In case you haven’t seen it, the big news today is Jason Calacanis’s announcement he has retired from blogging. Now, love him or hate him (I don’t have an opinion, I’ve never met the guy), you have to admit that Mr. Calacanis, as Sarah Lacy says “put professional blogging on the map.” But what really struck me from his article was this part:

"Why now?" [asked] Allen Stern, Center Networks.

That’s complicated as they say on Facebook. Let’s me try and explain my thinking.

First, please don’t take this as a condemnation of blogging. I love blogs and always will. However, I’ve done my part and I’m looking to strip it down. I’m looking for something more acoustic, something more authentic and something more private. Blogging is simply too big, too impersonal, and lacks the intimacy that drew me to it.

The "a-list" pressure, the TechMeme leaderboard debates, and constant accusations of link-baiting are now too much of a distraction….

Today the blogosphere is so charged, so polarized, and so filled with haters hating that it’s simply not worth it. I’d rather watch from the sidelines and be involved in a smaller, more personal, conversation.

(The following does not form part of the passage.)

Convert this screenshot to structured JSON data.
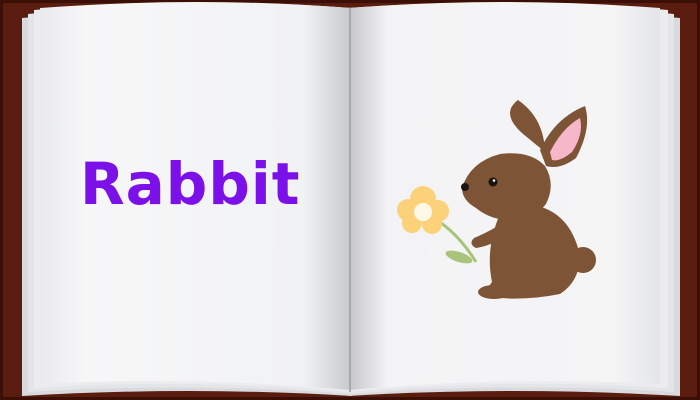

It’s like he hit the nail on the head of everything that’s wrong with blogging today…at least for me. I’ve been blogging since 2001, some of those posts on sites that have long since gone under or whose accounts I deleted long ago. At first, it was a personal, online diary interspersed with bad poetry. (Yes, seriously…*shudder*). As I grew up and grew as person, it evolved. And as I got into technology, my blog became what it is today – a technology site.

It was only a few years ago when me and my fellow bloggers were finding each other through sites like BlogExplosion, and, before that whole thing went south, we were actually having fun. Remember? Sure, sure, traffic exchanges are lame, I know. But that’s what a lot of us did back then – to get discovered, yes, but to discover other sites too. It’s how I met my fellow Grand Effect member, Joe. (Wasn’t it? Well, I know we were both on there anyway.) And then we all got together and hung out. We bar-hopped together and talked about blogging. Now, it seems that all that matters is how many times we’ve been _____________ (Fill in the blank: shared, dugg, linked to, bookmarked). Even us “little guys” who have no intentions of blogging as a business!

And yes, there was a time that I thought that I wanted this little blog to be big deal, too, but that time has passed. Working for ReadWriteWeb now, I see how much work…I mean honest-to-goodness effort, is put into running an “A-List” site, and to be honest, I want none of that for my own blog. I just want to have fun.

I’m running this site as a hobby now and I encourage those of you who feel the same as I do (that blogging is a hobby) to do the same.  That doesn’t mean that I’m not going to have ads – hey, it helps pay the hosting bills (and p.s. did you see the discount on the Twitter t-shirts? wink, wink). But maybe if we stop obsessing over all this nonsense, we can get back to the conversations we used to have. You know the ones? The ones about technology and our passion for it? Yeah those. Not the ones about the unfairness of TechMeme, how the A-List sucks, how many new subscribers we have, etc. etc., etc. I’m over it. And if you write about it, well…I might not unsubscribe exactly, but I’m definitely skipping that post.